Читать «Разоренье» онлайн - страница 147

Глеб Иванович Успенский

— Ах, шуты гороховые! Али своего дела не знают?

— "Дрожим мы, говорит, от этих мыслей, ровно бы вот сейчас гром нас обоих расшибет вдребезги". Стали они друг дружке: "Это все ты!" — "Нет, ты!" Какая тут любовь, а чистая одна смерть. "По ночам, говорят, глаз сомкнуть не можем"; дело свое канцелярское чиновник совсем позабыл, стал пить, стали ему мерещиться угодники, и всё с угрозами. "Пойдешь, говорит, после обедни прикладываться к образам; к одному приложишься, думаешь: "а вот этот осердится, что я к нему не приложился". И к другому приложишься, а там, глядишь — третий…" Что ж, милые мои? Весь народ уж давно из церкви разошелся, а он все по иконостасу лазает. Придут дьячки, насилу-насилу его стащат оттуда.

— Ну что ж с ним? Утопился, что ли?

— Нет, не было этого, сохранил его бог! Пришло ему от этого согрешения совсем плохо. "Вижу, говорит, что нету мне житья никакого, ни сна, ничего нету; помолился я богу, пошел к протоиерею, говорю: "Так и так, батюшка. Разрешите меня от этого. Смерть моя! Снимите с меня клятву". Рассказал ему, как было дело. "Спасите", говорит. Священник подумал, подумал…

— Умен, должно быть, батюшка был?

— Умный, умный был, говорить нечего! "Нет, говорит, не могу".

— Какой умный!..

— Да-а! "Нет, говорит, нельзя, не могу. Мне самому за это может быть дурно".

— Очень плохо! — вставляет отец: — как. же? Бедовое дело!

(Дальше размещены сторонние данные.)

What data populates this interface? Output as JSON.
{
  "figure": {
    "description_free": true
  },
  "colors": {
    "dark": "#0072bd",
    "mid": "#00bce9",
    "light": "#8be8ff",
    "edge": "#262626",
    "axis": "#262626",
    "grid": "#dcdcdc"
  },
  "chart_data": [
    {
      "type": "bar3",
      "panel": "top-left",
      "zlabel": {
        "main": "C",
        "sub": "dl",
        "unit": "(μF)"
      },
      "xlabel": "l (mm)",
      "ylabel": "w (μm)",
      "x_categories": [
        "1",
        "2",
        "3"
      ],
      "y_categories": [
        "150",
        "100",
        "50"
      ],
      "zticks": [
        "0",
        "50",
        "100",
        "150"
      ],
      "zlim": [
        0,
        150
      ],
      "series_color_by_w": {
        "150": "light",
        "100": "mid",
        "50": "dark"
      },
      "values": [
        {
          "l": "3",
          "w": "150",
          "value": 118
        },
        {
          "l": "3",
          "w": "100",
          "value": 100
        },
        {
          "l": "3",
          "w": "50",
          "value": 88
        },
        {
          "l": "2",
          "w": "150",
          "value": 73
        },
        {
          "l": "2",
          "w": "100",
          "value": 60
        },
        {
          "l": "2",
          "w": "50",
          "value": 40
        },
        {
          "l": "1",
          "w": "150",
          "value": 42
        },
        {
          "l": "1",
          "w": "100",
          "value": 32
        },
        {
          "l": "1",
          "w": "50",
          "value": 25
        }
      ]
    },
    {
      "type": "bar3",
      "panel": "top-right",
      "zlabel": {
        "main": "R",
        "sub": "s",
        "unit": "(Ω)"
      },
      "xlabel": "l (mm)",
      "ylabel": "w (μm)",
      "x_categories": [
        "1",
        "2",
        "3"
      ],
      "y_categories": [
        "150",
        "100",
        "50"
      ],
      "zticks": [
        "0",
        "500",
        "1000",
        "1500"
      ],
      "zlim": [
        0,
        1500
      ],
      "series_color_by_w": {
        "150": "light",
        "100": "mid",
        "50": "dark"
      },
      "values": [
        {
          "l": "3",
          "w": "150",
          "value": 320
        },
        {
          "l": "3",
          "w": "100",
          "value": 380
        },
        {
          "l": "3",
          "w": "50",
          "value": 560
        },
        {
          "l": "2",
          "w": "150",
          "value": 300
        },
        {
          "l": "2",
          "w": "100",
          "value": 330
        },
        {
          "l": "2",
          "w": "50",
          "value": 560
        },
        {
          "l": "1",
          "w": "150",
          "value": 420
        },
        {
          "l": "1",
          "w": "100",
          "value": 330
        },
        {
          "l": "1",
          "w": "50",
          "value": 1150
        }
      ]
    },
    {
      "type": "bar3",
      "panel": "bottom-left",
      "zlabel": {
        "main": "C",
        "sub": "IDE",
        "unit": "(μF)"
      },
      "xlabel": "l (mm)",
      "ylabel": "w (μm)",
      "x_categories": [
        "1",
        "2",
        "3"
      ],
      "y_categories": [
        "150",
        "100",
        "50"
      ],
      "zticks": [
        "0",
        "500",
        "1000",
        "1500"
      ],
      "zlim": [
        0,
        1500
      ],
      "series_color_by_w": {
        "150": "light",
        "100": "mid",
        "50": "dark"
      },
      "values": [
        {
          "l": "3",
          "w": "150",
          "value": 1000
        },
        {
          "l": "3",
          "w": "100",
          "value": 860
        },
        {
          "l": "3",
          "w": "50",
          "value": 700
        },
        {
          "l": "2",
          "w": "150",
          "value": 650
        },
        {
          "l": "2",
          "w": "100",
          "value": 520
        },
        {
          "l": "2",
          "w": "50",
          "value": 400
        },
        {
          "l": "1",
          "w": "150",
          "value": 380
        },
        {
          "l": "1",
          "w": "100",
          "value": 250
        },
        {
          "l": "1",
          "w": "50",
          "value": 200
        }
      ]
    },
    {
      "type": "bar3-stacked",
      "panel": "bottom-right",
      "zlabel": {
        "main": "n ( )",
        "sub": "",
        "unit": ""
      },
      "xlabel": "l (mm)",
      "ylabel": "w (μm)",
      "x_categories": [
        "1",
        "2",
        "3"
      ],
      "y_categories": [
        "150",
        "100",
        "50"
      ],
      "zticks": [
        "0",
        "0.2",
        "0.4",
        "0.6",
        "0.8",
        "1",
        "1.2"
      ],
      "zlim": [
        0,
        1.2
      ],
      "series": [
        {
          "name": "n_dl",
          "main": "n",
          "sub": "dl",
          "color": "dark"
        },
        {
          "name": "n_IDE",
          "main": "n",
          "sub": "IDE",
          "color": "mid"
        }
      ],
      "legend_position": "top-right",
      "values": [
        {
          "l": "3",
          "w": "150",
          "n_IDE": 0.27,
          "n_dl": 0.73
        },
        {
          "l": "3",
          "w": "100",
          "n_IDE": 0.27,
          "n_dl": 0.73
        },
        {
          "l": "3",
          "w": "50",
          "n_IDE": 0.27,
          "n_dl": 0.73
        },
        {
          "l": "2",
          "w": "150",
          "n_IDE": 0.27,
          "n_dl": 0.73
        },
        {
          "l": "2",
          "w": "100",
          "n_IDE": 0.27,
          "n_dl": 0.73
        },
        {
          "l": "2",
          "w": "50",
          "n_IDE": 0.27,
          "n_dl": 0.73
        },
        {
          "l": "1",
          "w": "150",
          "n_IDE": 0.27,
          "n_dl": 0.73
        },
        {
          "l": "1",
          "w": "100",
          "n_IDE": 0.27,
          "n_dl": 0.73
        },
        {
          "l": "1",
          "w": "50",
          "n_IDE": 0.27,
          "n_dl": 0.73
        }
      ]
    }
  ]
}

— Бедовое, бедовое, друг! "Нет, говорит, не могу". Просил, просил его чиновник-то, ничего не выпросил, так и ушел ни с чем. Что тут делать?

— Ну-ко?

— Совсем хоть топись — так пришло. И вправду ты давеча говорил, именно бы ему утопиться; да, счастлив бог, попался ему какой-то добрый человек, монах, шел он из Иерусалима. Разузнал это дело. "Я, говорит, вам могу оказать пособие". Потребовал он, милые мои, мочалку чистую, расчистую…

— Чистую? — трунит отец.

— То есть вот самую что ни на есть! Потребовал он эту мочалку, налил святой воды, помолился и всю эту клятву и спорхнул с маху с одного. "Тут-то, рассказывают, мы дрожали, господи!" Того и гляди гром расшибет; а как отмыл монах-то — ну уж тут…

— Ах, черти, черти! — бормочет отец.

— Прачку эту он сейчас вон, прочь! "Иди с глаз долой!"

— А она-то?

— Да и она-то рада развязаться. Ушла, рада-радехонька… "Ну, мол, тебя и с любовью с твоею!" Так вот она какая любовь-то! Насилу-насилу кой-какое худенькое местишко выпросил. Вот как!

— Ах, поганые!

— Ведь она — солдатка, — робко вставляет матушка.

— Так что же?

— Ну а он — чиновник.

— Ну?

Отец так произносит это "ну", что матушка совсем сконфузилась.

— Вот и все. Что "ну"? — тихонько произносит она.

— Что ж что солдатка?

— Действительно, что ему может быть обидно, — желая поправить матушкину оплошность, вставляет рассказчица-гостья.

— Вам, я вижу, все обидно. Вчера вот о боге заговорил — обида, про любовное дело — тоже. Шут вас знает, зачем вы только живете на свете? Я не вас, не вас… Что вы? Я про этих, про ваших жителей. Ни бога ему, ничего не надо.